Ceci ne manque pas d’activer l’anxiété même chez les personnes qui ne souffrent pas du type clinique. Les forums en ligne regorgent d’informations erronées et d’opinions peu fondées sur des faits, mais nous sommes attirés par eux parce qu’il est utile d’obtenir un avis instantané lorsque vous vous demandez si ce pincement que vous avez ressenti est normal. J’ai visité un forum BabyCenter particulier au moins une douzaine de fois pendant ma grossesse, où j’ai trouvé une autre femme qui prenait de l’Ativan et s’inquiétait de la santé de son fœtus. « Mon bébé a presque 9 mois et il est absolument parfait », a écrit une personne. « J’étais tellement anxieuse pendant ma grossesse de devoir prendre de l’Ativan et du Zoloft et j’étais convaincue de faire du mal à mon bébé. J’étais même suicidaire, tant la situation était grave. Mon fils est la lumière de ma vie et je vis pour lui. » Mais pour chaque commentaire de ce genre, il y en a sûrement plusieurs qui comprennent mal la relation compliquée que certains d’entre nous doivent avoir avec leurs médicaments.

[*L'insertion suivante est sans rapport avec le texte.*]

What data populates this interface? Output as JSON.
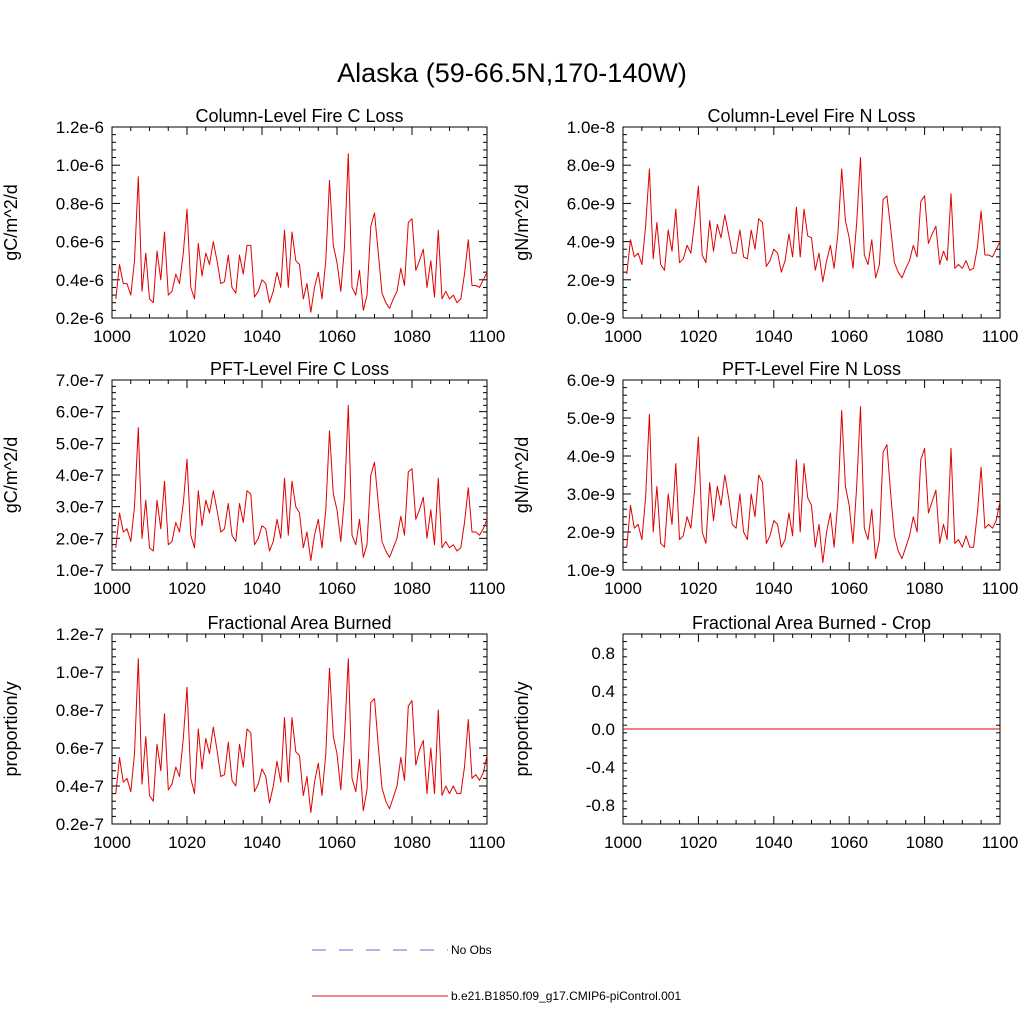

Certains de ces jugements viennent même de l’intérieur du système médical, où j’étais sûr que les gens sauraient mieux. Contrairement aux récits qui se concentrent uniquement sur les problèmes de santé mentale post-partum, la grossesse peut en fait exacerber certains problèmes de santé mentale. Mais lorsque je me suis rendue chez mon médecin au début de ma grossesse, une infirmière s’est moquée de moi lorsque je lui ai dit que j’avais repris mon ISRS en raison d’une aggravation de mon anxiété. « Je connais beaucoup de gens, et je dis bien beaucoup, dont l’anxiété s’est améliorée pendant la grossesse « , m’a-t-elle dit. Je l’ai regardée, abasourdie. « Cela peut arriver ! » s’est-elle exclamée. « Peut-être que tu iras mieux, toi aussi ». docilement, je lui ai répondu que j’espérais aller mieux, mais qu’en attendant, les choses allaient plutôt mal. Elle est partie s’occuper d’un autre patient, et je suis partie en me sentant incroyablement déprimée, comme s’il y avait quelque chose de profondément mauvais en moi – et seulement en moi – qui me faisait devenir plus anxieuse à un moment où la plupart des femmes seraient ravies, soulagées et rayonnantes de joie. La décision de prendre des médicaments pendant ma grossesse a été prise avec toute l’urgence d’une crise de panique, et avec toute l’attention d’une femme qui voulait désespérément être enceinte d’un bébé en bonne santé.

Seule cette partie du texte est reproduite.